First and foremost: I’ve put up another update to GoGoGo!. If you were having crashes or etc, go grab that.
Technical stuff follows:
In computer graphics, the scarcest resource is currently (usually) communication time. That is, you only have a certain amount of time for the CPU to deliver data and instructions to the graphics card, if you want to maintain your frame rate. These days, that communication time is far more of a limiting factor than how many polygons you’re going to draw or how many pixels you’re going to be touching.
Back in VectorStorm’s early days (say, up to about Game in a Week #5), I wasn’t actually drawing enough for this communication speed to be a big issue; it was just a few dozen lines, for the most part. I could just naively send them to the graphics card every frame. Easy. But as my games have started drawing more and more — triangle meshes, textures, etc. It has begun to become more and more important to optimise the communication.

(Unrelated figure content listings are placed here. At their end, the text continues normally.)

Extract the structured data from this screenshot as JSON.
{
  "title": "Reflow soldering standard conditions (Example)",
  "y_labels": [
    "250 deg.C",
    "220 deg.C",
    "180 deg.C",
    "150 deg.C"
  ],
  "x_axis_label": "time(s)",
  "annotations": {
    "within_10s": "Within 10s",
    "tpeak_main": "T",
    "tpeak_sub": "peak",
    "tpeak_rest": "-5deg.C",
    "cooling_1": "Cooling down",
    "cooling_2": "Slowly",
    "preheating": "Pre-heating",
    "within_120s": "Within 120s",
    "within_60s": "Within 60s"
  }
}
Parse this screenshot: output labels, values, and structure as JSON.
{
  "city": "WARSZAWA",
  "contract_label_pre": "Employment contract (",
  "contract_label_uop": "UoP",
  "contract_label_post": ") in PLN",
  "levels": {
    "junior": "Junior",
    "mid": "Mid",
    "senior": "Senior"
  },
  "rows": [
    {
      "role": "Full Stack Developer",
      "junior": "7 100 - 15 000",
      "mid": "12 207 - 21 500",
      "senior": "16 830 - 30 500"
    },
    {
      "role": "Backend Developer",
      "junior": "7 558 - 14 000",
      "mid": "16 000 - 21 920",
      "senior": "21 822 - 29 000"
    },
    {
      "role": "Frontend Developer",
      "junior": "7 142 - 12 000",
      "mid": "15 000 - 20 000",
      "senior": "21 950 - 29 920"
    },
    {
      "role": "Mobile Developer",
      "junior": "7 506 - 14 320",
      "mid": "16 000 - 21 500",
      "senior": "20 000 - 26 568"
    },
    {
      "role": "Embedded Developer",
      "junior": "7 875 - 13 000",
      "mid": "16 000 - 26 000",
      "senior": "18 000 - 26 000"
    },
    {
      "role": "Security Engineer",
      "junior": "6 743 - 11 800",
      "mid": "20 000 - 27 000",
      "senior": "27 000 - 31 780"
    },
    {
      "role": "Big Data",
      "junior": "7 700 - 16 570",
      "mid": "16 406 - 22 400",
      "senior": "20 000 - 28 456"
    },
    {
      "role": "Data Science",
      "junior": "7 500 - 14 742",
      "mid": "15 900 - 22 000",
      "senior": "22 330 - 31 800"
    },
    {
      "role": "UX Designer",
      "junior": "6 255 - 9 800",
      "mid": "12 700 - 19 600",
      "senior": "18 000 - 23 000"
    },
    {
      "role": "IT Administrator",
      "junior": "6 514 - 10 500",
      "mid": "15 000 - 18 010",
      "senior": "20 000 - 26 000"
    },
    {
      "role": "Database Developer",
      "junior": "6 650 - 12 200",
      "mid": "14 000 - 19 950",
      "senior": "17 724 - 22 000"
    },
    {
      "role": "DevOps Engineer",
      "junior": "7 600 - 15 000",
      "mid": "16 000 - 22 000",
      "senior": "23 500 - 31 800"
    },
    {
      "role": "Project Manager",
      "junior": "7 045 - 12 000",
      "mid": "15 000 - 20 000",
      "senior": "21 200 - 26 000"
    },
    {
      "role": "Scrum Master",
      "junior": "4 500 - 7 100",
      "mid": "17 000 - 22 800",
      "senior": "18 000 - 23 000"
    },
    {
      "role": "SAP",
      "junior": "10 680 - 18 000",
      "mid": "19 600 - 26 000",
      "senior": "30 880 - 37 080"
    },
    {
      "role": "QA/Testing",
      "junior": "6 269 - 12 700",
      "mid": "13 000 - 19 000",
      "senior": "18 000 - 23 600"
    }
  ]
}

In OpenGL, the usual way to do this is with Vertex Buffer Objects (VBOs). Basically, these are just a way to store data directly on the graphics card. So instead of needing to send a hundred vertices to the graphics card each time you want to draw them, you can instead just say “Draw the hundred vertices that I already put into VBO #1.” Much faster to transmit, that way!
The tricky problem, of course, is that OpenGL will typically need to be restarted in the new resolution, which means that all of that stored data on the graphics card needs to be sent up again. And I was forgetting to do that for VBOs.
The funny thing is that this bug has been in the code ever since GiaW #6, and has affected several released games in the time since then. It’s just that none of them have actually presented an interface which allowed you to change the screen settings while the game was running.
Anyhow, I have this fixed now. Fullscreen and changing resolutions from the Options screen should all now be working again.
Similarly, the formatting issue on the Options screen was related to VectorStorm not knowing how to build a bounding radius around data which was stored inside a VBO. Since it didn’t know how big the different pieces of text were, it didn’t know how to keep the different pieces of text from overlapping. I’ve now fixed that issue as well, so the options screen is correctly formatted again.
Just goes to show how adding a single new feature (VBOs, in this case) can break a whole bunch of old things that used to work properly.
(Note to self: Must fix textures to be re-uploaded to the video card when a resolution change happens, as well. I’m getting away with not doing this right now because there are no textures in the game mode where you change resolution/fullscreen, but that won’t always be the case.)